II. Vote définitif de la loi Climat et Résilience : une place de la nature en ville renforcée

Après plusieurs mois de débats, le Parlement a définitivement adopté le 20 juillet, la loi Climat et Résilience. L’Unep est venue appuyer et défendre dans le débat public lors de l’étude du texte, les bienfaits de la nature en ville. La volonté de nombreux parlementaires qui se sont montrés à l’écoute des enjeux de la renaturation et de désimperméabilisation des espaces urbains a permis de réaliser de nombreuses avancées :

Un premier pas en avant en faveur d’un urbanisme durable avec le développement des toitures végétalisées

La seule mesure initiée à l’origine par la Convention citoyenne pour le Climat et traduite dans le projet de loi en matière de végétalisation était l’extension d’installer des toitures végétalisées ou des systèmes de production d’énergie renouvelable.
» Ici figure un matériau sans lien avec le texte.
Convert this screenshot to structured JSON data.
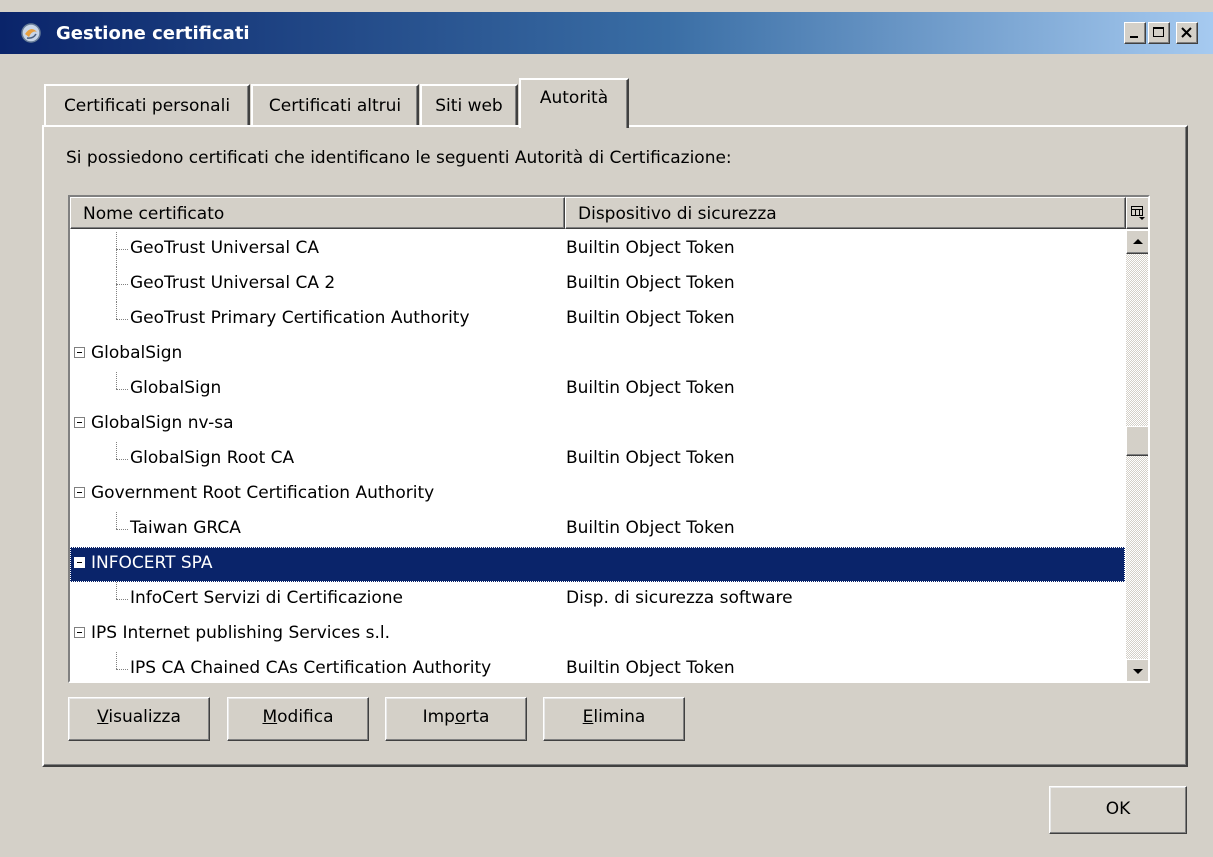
{
  "window": {
    "title": "Gestione certificati",
    "controls": [
      "minimize-icon",
      "maximize-icon",
      "close-icon"
    ]
  },
  "tabs": [
    {
      "label": "Certificati personali",
      "active": false
    },
    {
      "label": "Certificati altrui",
      "active": false
    },
    {
      "label": "Siti web",
      "active": false
    },
    {
      "label": "Autorità",
      "active": true
    }
  ],
  "intro_text": "Si possiedono certificati che identificano le seguenti Autorità di Certificazione:",
  "table": {
    "columns": [
      "Nome certificato",
      "Dispositivo di sicurezza"
    ],
    "picker_icon": "column-picker-icon",
    "rows": [
      {
        "type": "child",
        "name": "GeoTrust Universal CA",
        "device": "Builtin Object Token"
      },
      {
        "type": "child",
        "name": "GeoTrust Universal CA 2",
        "device": "Builtin Object Token"
      },
      {
        "type": "child",
        "name": "GeoTrust Primary Certification Authority",
        "device": "Builtin Object Token"
      },
      {
        "type": "group",
        "name": "GlobalSign",
        "device": ""
      },
      {
        "type": "child",
        "name": "GlobalSign",
        "device": "Builtin Object Token"
      },
      {
        "type": "group",
        "name": "GlobalSign nv-sa",
        "device": ""
      },
      {
        "type": "child",
        "name": "GlobalSign Root CA",
        "device": "Builtin Object Token"
      },
      {
        "type": "group",
        "name": "Government Root Certification Authority",
        "device": ""
      },
      {
        "type": "child",
        "name": "Taiwan GRCA",
        "device": "Builtin Object Token"
      },
      {
        "type": "group",
        "name": "INFOCERT SPA",
        "device": "",
        "selected": true
      },
      {
        "type": "child",
        "name": "InfoCert Servizi di Certificazione",
        "device": "Disp. di sicurezza software"
      },
      {
        "type": "group",
        "name": "IPS Internet publishing Services s.l.",
        "device": ""
      },
      {
        "type": "child",
        "name": "IPS CA Chained CAs Certification Authority",
        "device": "Builtin Object Token"
      }
    ]
  },
  "buttons": {
    "view": {
      "label": "Visualizza",
      "mnemonic": "V"
    },
    "edit": {
      "label": "Modifica",
      "mnemonic": "M"
    },
    "import": {
      "label": "Importa",
      "mnemonic": "o"
    },
    "delete": {
      "label": "Elimina",
      "mnemonic": "E"
    },
    "ok": {
      "label": "OK"
    }
  },
  "colors": {
    "title_gradient_start": "#0a246a",
    "title_gradient_end": "#a6caf0",
    "selection": "#0a246a",
    "face": "#d4d0c8"
  }
}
L’article 24 de la loi Climat et Résilience étend cette obligation :

  • Aux constructions de bâtiments ou parties de bâtiment à usage commercial, industriel ou artisanal, aux constructions de bâtiments à usage d’entrepôt, aux constructions de hangars non ouverts au public faisant l’objet d’une exploitation commerciale, et aux constructions de parcs de stationnement lorsqu’ils créent plus de 500 mètres carrés d’emprise au sol.
  • Aux constructions de bâtiments ou parties de bâtiment à usage de bureaux, lorsqu’elles créent plus de 1 000 mètres carrés d’emprise au sol.
  • Aux extensions et rénovations lourdes de bâtiments ou parties de bâtiment mentionnées précédemment qui ont une emprise au sol de plus de 500 m² ainsi qu’aux aires de stationnement de plus de 500 m² lorsqu’il est procédé à des rénovations lourdes sur ces aires ou à l’occasion de la conclusion d’un nouveau contrat de concession de service public, de prestation de service ou de bail commercial, ou de son renouvellement.
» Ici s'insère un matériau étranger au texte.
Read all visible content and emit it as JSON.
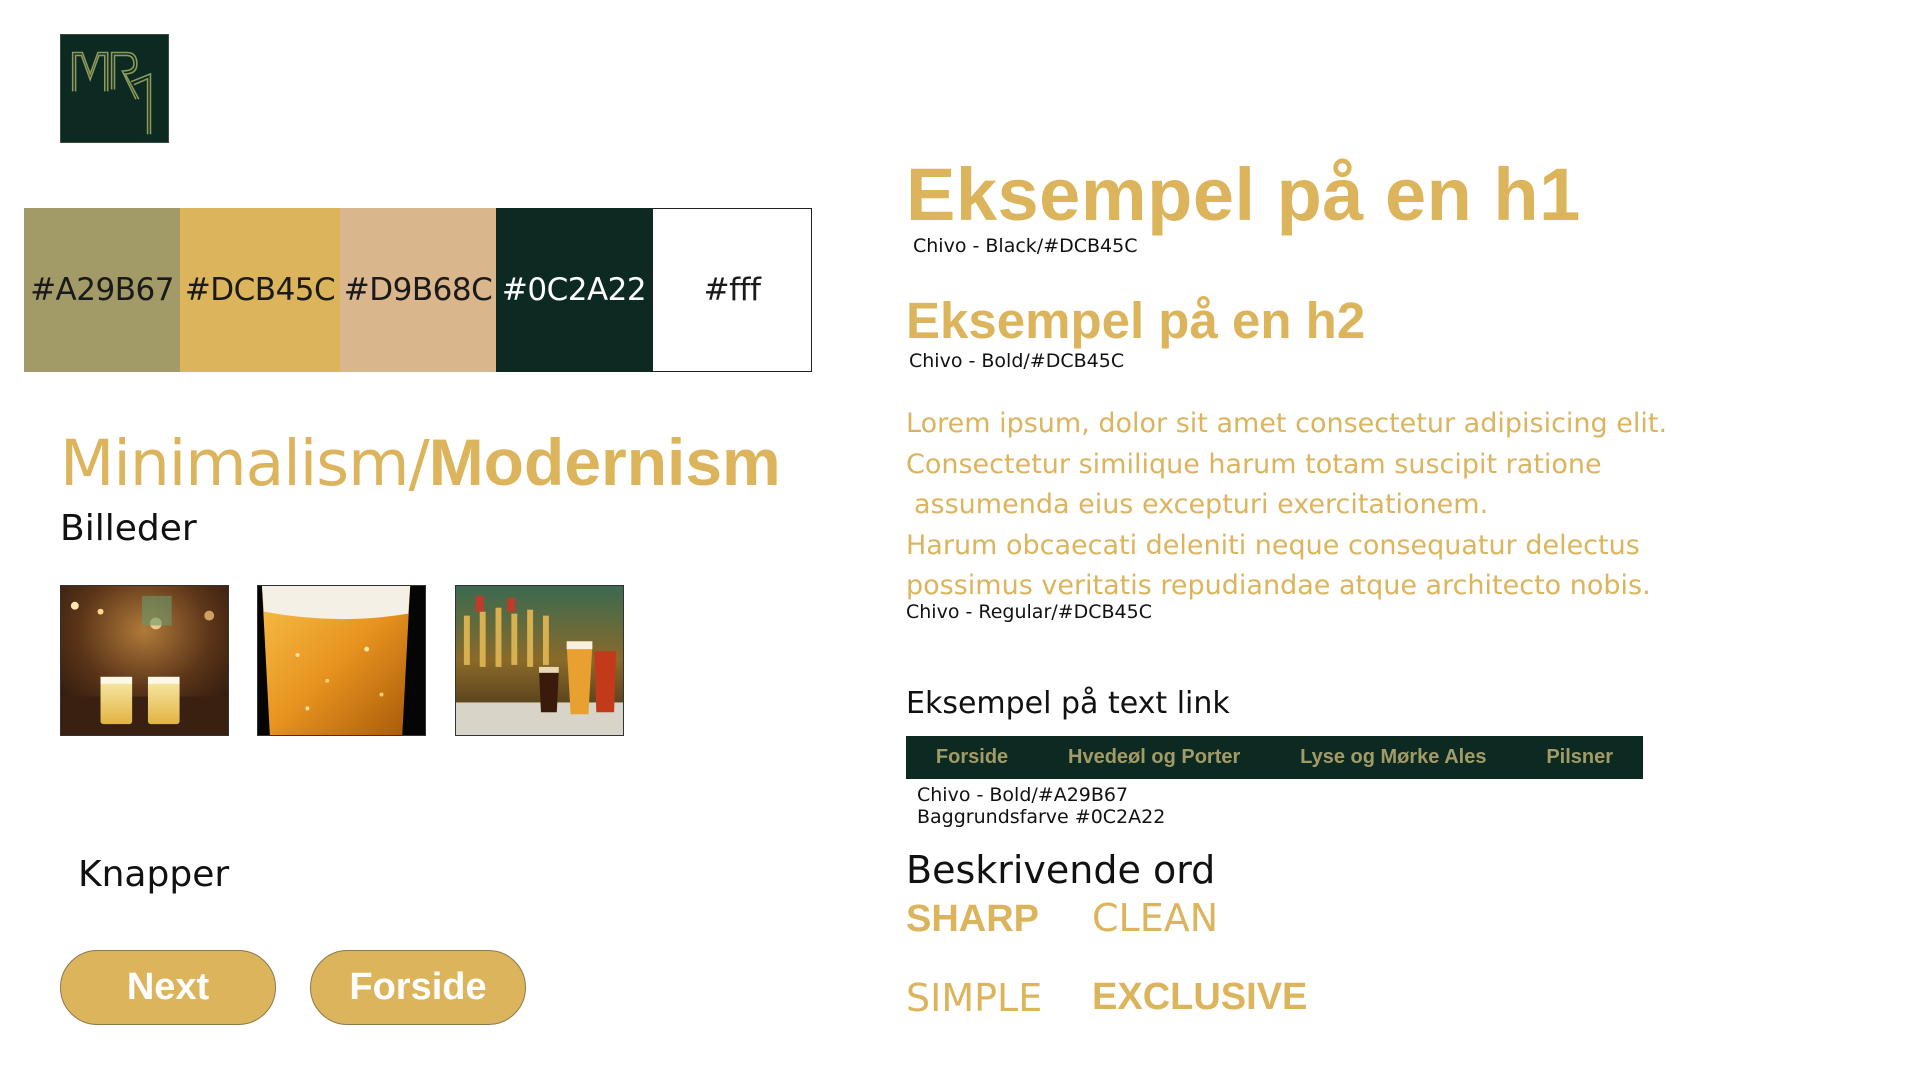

Un arrêté issu d’une proposition d’amendement de l’Unep permettra au ministre chargé de la construction de mener une concertation pour fixer les caractéristiques minimales que doivent respecter les systèmes de végétalisation installés sur le bâtiment. Cette proposition avait été élaborée pour privilégier l’installation de toitures à fortes externalités positives environnementales (toitures semi-intensives et intensives) dans la loi.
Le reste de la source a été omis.